Berdoa yang tidak ditempatkan pada awal mula sebagai bagian dari kesungguhan, malah didahului frasa “kita bisa apa”, dapat mengecilkan makna upaya dari sekian banyak  pihak. Ribuan peneliti, pakar, teknokrat, relawan, masyarakat, bahkan lembaga pemerintahan yang bekerja keras dalam ikhtiar mereduksi risiko bencana. Upaya tersebut benar-benar diuji melalui kejadian longsor dan ambruknya salah satu sisi Gunungapi Anak Krakatau akibat aktivitas vulkanik, dan menimbulkan tsunami yang menjadi akhir usia ratusan manusia. Dua bencana alam, satu waktu, ratusan nyawa, ribuan dampak, disimplifikasi hanya pada satu upaya, tinggal berdoa saja.

***

Seruan berkarya tersebut ‘memantik’ rasa penasaran salah satu penasihat komunitas U-INSPIRE (Youth and Young Professionals in Science and Technology for Disaster Risk Reduction), Dr. Udrekh Hanif seporang peneliti BPPT yang kerap dipanggil Pak Udrekh, dengan melakukan survei sederhana. Beliau menggali pendapat para anggota grup WhatsApp U-INSPIRE melalui pertanyaan,”Kapan (biasanya) orang sering berdoa dan hanya berdoa?”.

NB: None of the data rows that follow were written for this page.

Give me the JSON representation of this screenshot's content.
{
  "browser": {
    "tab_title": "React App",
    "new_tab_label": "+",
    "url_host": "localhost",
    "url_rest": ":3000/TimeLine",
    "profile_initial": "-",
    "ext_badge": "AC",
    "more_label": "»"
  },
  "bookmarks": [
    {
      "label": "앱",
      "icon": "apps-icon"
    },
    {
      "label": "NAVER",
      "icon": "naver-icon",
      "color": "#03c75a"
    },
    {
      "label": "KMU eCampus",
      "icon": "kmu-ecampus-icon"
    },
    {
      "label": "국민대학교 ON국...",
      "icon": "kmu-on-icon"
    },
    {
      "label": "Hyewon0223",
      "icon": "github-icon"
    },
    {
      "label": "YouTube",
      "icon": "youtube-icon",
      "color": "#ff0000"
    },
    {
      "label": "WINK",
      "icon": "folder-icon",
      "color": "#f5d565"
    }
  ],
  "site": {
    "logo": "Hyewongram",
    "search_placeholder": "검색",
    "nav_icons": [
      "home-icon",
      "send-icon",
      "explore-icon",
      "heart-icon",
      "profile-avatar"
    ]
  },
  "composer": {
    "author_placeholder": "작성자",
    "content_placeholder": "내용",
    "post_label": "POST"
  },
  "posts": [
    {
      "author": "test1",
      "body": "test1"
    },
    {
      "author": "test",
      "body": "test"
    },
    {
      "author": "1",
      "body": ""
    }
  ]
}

Beliau memulai dengan kondisi ‘sakit’, ‘menjelang ujian’, dan ‘berumah tangga’, yang kemudian disambut dengan berbagai jawaban dari para anggota. Mulai yang serius seperti ‘ketika terjadi gempa besar’, sampai dengan yang receh seperti ‘ketika dapat undangan pernikahan mantan’. Ragam jawaban ini kemudian disambut kembali oleh Pak Udrekh, yang juga merupakan peneliti geosaintis maritim BPPT, dengan pembahasan di antara ranah psikologis dan filosofis yang cukup berat dan mendalam.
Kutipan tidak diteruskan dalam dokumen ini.